Juliette stared at her cousin for a long moment. Then she made fists and pretended to thud them down on Kathleen, raining light blows on her shoulder. “Why didn’t you tell me? I spent so long digging through her room!”
“Tell you?” Kathleen echoed, slapping her hands at Juliette’s fists. “How was I to know you would need something among those papers?”
“Oh, hush—” Juliette windmilled her arms, gesturing for Kathleen to lead on. They hurried, almost ramming into a servant, before piling into Kathleen’s room, where the curtains stirred with the open window. Juliette could hardly remember the last time she had come in here; she couldn’t remember the last time she had sat down among Kathleen’s magazines and shoe racks, upon the thick quilt piled on her bed. It was always in and out, poking a head through to call her cousin to attention, or it was Juliette’s room where they congregated.
“Voilà,” Kathleen said, pulling Juliette from her brief reverie. With a quiet “oof!” Kathleen dug forth an arm’s cradle of papers from her shelf and tossed it all atop her bed. Ink and prints glimmered under the late-afternoon sun streaking through the window, and Juliette got to work, sifting through the papers. She only wanted the list. Then she would know if Pierre was a mere coincidence. Maybe they could even find Rosalind by finding one of the names on the list.

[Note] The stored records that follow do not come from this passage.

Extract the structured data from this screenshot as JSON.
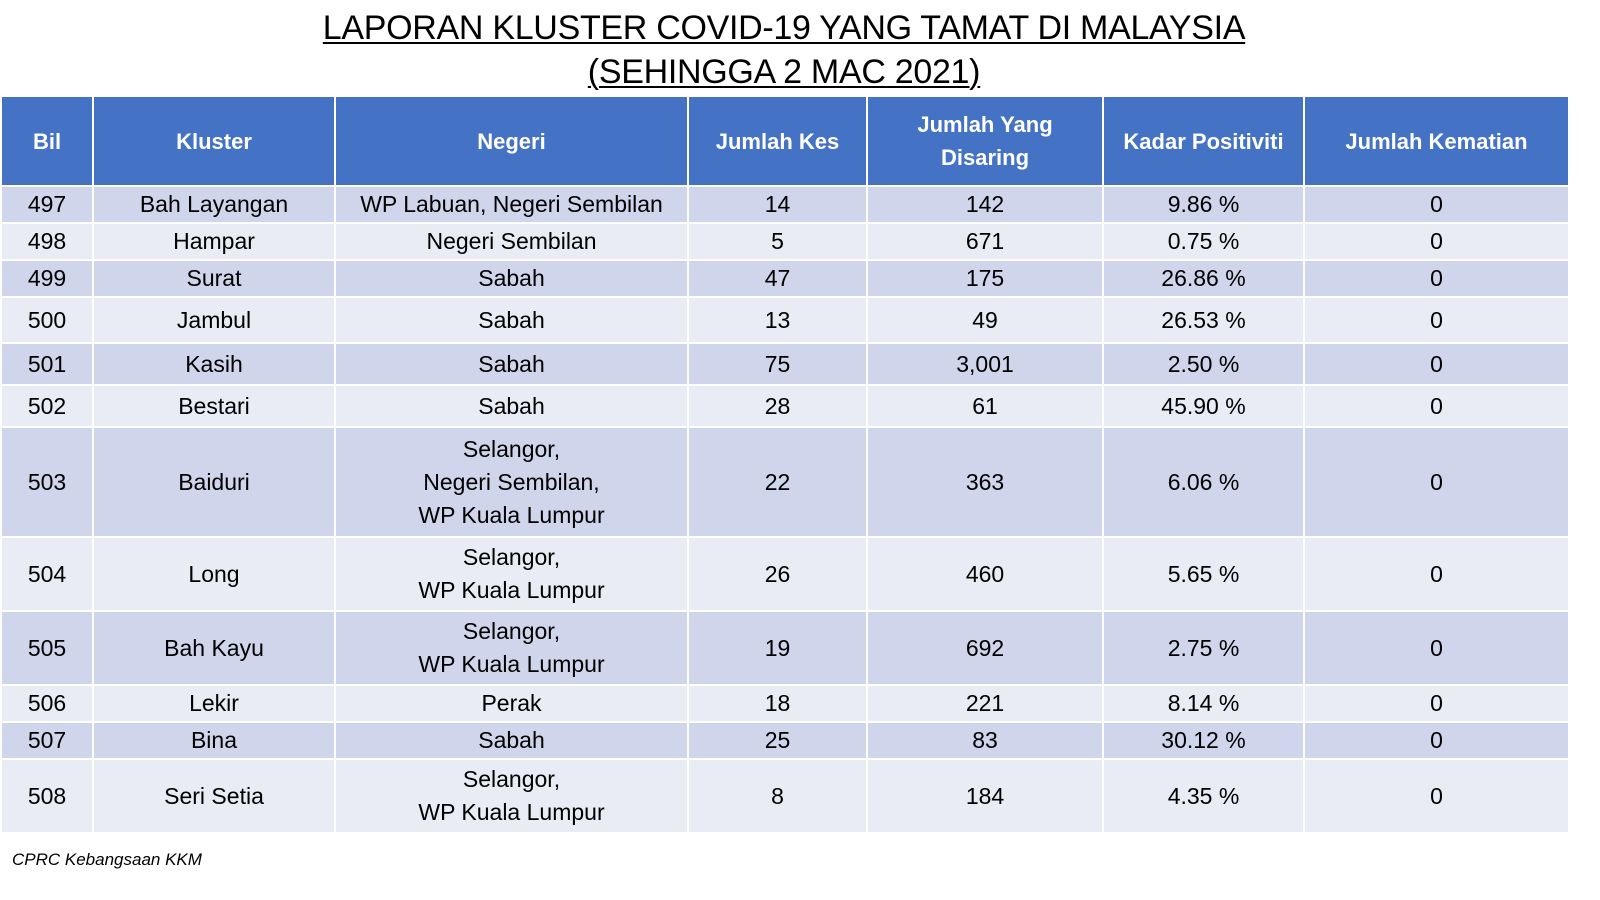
{
  "title": {
    "line1": "LAPORAN KLUSTER COVID-19 YANG TAMAT DI MALAYSIA",
    "line2": "(SEHINGGA 2 MAC 2021)"
  },
  "table": {
    "headers": [
      "Bil",
      "Kluster",
      "Negeri",
      "Jumlah Kes",
      "Jumlah Yang Disaring",
      "Kadar Positiviti",
      "Jumlah Kematian"
    ],
    "rows": [
      {
        "bil": "497",
        "kluster": "Bah Layangan",
        "negeri": [
          "WP Labuan, Negeri Sembilan"
        ],
        "kes": "14",
        "disaring": "142",
        "positiviti": "9.86 %",
        "kematian": "0"
      },
      {
        "bil": "498",
        "kluster": "Hampar",
        "negeri": [
          "Negeri Sembilan"
        ],
        "kes": "5",
        "disaring": "671",
        "positiviti": "0.75 %",
        "kematian": "0"
      },
      {
        "bil": "499",
        "kluster": "Surat",
        "negeri": [
          "Sabah"
        ],
        "kes": "47",
        "disaring": "175",
        "positiviti": "26.86 %",
        "kematian": "0"
      },
      {
        "bil": "500",
        "kluster": "Jambul",
        "negeri": [
          "Sabah"
        ],
        "kes": "13",
        "disaring": "49",
        "positiviti": "26.53 %",
        "kematian": "0"
      },
      {
        "bil": "501",
        "kluster": "Kasih",
        "negeri": [
          "Sabah"
        ],
        "kes": "75",
        "disaring": "3,001",
        "positiviti": "2.50 %",
        "kematian": "0"
      },
      {
        "bil": "502",
        "kluster": "Bestari",
        "negeri": [
          "Sabah"
        ],
        "kes": "28",
        "disaring": "61",
        "positiviti": "45.90 %",
        "kematian": "0"
      },
      {
        "bil": "503",
        "kluster": "Baiduri",
        "negeri": [
          "Selangor,",
          "Negeri Sembilan,",
          "WP Kuala Lumpur"
        ],
        "kes": "22",
        "disaring": "363",
        "positiviti": "6.06 %",
        "kematian": "0"
      },
      {
        "bil": "504",
        "kluster": "Long",
        "negeri": [
          "Selangor,",
          "WP Kuala Lumpur"
        ],
        "kes": "26",
        "disaring": "460",
        "positiviti": "5.65 %",
        "kematian": "0"
      },
      {
        "bil": "505",
        "kluster": "Bah Kayu",
        "negeri": [
          "Selangor,",
          "WP Kuala Lumpur"
        ],
        "kes": "19",
        "disaring": "692",
        "positiviti": "2.75 %",
        "kematian": "0"
      },
      {
        "bil": "506",
        "kluster": "Lekir",
        "negeri": [
          "Perak"
        ],
        "kes": "18",
        "disaring": "221",
        "positiviti": "8.14 %",
        "kematian": "0"
      },
      {
        "bil": "507",
        "kluster": "Bina",
        "negeri": [
          "Sabah"
        ],
        "kes": "25",
        "disaring": "83",
        "positiviti": "30.12 %",
        "kematian": "0"
      },
      {
        "bil": "508",
        "kluster": "Seri Setia",
        "negeri": [
          "Selangor,",
          "WP Kuala Lumpur"
        ],
        "kes": "8",
        "disaring": "184",
        "positiviti": "4.35 %",
        "kematian": "0"
      }
    ]
  },
  "footer": "CPRC Kebangsaan KKM",
  "colors": {
    "header_bg": "#4472c4",
    "row_odd": "#cfd5ea",
    "row_even": "#e9ebf5"
  }
}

Just as Juliette’s eye snagged on a smaller piece of paper at the corner of Kathleen’s bedspread, there was a loud knock on the door downstairs. The sound reverberated through the house. Curious, Kathleen walked to her doorway and peered out, listening while Juliette lunged for the paper and shook it from the pile.
“It’s this!” Juliette cried. “Kathleen, it’s the list!”
“Wait, wait. Hush for a second,” Kathleen chided, pressing her finger to her lips.
Juliette tilted her head right as the voice wafted up:
“An attack! There’s a monster attack in the city!”
Deep in the French Concession, where the city remained yet quiet, Rosalind was making a racket trying to get into an apartment on Avenue Joffre. She could see people passing on the street below her, but the duplex walls were thick, and the glass of its windows muffled the sound. Even the gardens below were rustling quietly with the wind, green shrubbery and yellow flowers entwining together. So peaceful with its own business, like every person she had passed on her way here. She hated it. She wanted them all to burn, to suffer as she was suffering.
“Open this door,” she demanded. Her voice bounced in the corridor. No amount of polished tiles and chandeliers could soften her pitch or her near hysterics. “Is this how it’s going to be? Has it all been a lie to you?”
Rosalind knew the answer. Yes. It was. Like some pitiful creature, she had ensnarled herself in a trap, let herself be sheared and skinned and slaughtered, and now the hunter was walking away with the job well done. She had been waiting in one of their other Concession safe houses for the past week, sending word along that she wanted to run. He had said he would come for her; she just needed to be patient as he finished up his business.
“Goddammit.” Rosalind gave up on the door, her arms trembling with exertion. It wasn’t love that she had chased—at least not in the physical sense. If all she had wanted was a warm body, she had her pick at the burlesque club: an unending list of men who would throw themselves at her for consideration. She didn’t care about that. She never had.